У въезда во двор, где размещалась его группа, Смирнова встретил старшина Сухоручкин.
— За время вашего отсутствия происшествий не случалось,— бойко доложил он капитану.— А вам повезло, подоспели прямо к ужину. Можно мыть руки — и прямо за стол. Да и гость у нас есть, веселей ужинать будет. Правда, ни с кем другим, кроме вас, говорить о своем деле не хочет. Подавайте ему только самого главного. Вот уже больше двух часов вас дожидается.
Отряхнув пыль и сполоснув лицо и руки, Смирнов зашел в хату. Пройдя небольшую переднюю комнату, которую старшина называл не иначе, как «штаб», Смирнов прошел в смежную. Навстречу ему поднялась молодая, одетая по-будничному женщина. «Видно, прямо с работы,— отметил про себя Смирнов.— Что же у нее такое неотложное?»
— Здравствуйте, гражданка,— опередил он пытавшуюся подняться гостью. Сидите, сидите! Чем могу служить? Может, поужинаете с нами?
— Нет, нет, спасибо. Разговор у меня есть. Я так смекаю — важное дело,— бойко заявила гостья.
— А вы, простите, кто будете?
— Я-то? Колхозница здешняя. Шабанова Варвара.
— А по батюшке?
— Платоновна, стало быть.
«Платоновна» зарделась. Вряд ли ее когда величали так.
— Ну что ж, рассказывайте, Варвара Платоновна.
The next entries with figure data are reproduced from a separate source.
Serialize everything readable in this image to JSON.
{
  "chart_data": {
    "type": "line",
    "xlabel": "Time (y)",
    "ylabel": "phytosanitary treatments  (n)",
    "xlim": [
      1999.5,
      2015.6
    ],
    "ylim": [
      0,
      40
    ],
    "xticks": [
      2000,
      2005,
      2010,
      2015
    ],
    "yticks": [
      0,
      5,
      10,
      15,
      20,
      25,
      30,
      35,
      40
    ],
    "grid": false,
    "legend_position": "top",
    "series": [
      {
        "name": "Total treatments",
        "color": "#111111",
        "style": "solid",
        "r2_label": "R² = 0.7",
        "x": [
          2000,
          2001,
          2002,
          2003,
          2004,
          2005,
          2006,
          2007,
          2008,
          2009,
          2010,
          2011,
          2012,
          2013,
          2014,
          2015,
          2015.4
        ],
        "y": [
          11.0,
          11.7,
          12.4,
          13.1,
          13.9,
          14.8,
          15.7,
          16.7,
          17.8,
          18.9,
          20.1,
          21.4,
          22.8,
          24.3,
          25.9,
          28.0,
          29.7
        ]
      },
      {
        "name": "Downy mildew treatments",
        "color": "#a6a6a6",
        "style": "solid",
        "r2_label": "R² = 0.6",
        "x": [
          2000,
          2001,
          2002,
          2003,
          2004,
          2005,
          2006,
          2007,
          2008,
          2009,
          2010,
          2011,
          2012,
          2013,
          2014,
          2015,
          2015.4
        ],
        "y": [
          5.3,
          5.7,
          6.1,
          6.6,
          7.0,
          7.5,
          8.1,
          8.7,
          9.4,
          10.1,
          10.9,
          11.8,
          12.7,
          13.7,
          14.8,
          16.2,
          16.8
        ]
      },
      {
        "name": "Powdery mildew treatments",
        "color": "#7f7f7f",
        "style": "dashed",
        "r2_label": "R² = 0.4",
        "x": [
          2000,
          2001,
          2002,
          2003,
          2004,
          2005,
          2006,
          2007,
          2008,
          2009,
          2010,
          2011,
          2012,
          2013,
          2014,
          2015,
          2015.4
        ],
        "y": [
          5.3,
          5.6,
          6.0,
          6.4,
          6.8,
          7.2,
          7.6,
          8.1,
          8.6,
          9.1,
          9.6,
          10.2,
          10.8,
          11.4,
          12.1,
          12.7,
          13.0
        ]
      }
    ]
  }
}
Смирнов сиял полевую сумку, натрудивший плечо противогаз и присел возле стола на опрокинутый ящик.
— Вы уж не обессудьте, что от дел отрываю. Одним словом, под нашим селом у переезда валяется военная машина, которую четыре дня назад спалили. Так вот, говорят наши казачки, что это натворили Марущаки,— есть тут у нас такие кобели, с прошлой осени мотаются в плавнях, да и в базы заглядывают. Они, сказать, раньше для нас безвредными были. Гутарили, что дезертиры это, от войска ховаются. Бывало, если милиции или начальства какого в селе нет, они и на люди появлялись. А больше по ночам шастали и брали где что плохо лежит. А теперь осмелели, варнаки, начали даже на машины нападать, бандюги. Говорят, что больше всего они по соседним хуторам бродили, а когда в наших краях появлялись, то заходили к тем, кто побогаче, а иногда к старой бобылке Соколихе наведывались. Живет тут у нас такая на окраине села, недалеко от Кубани. Она их и принимала, и подкармливала, а в прошлые годы, бывало, и самогоном потчевала.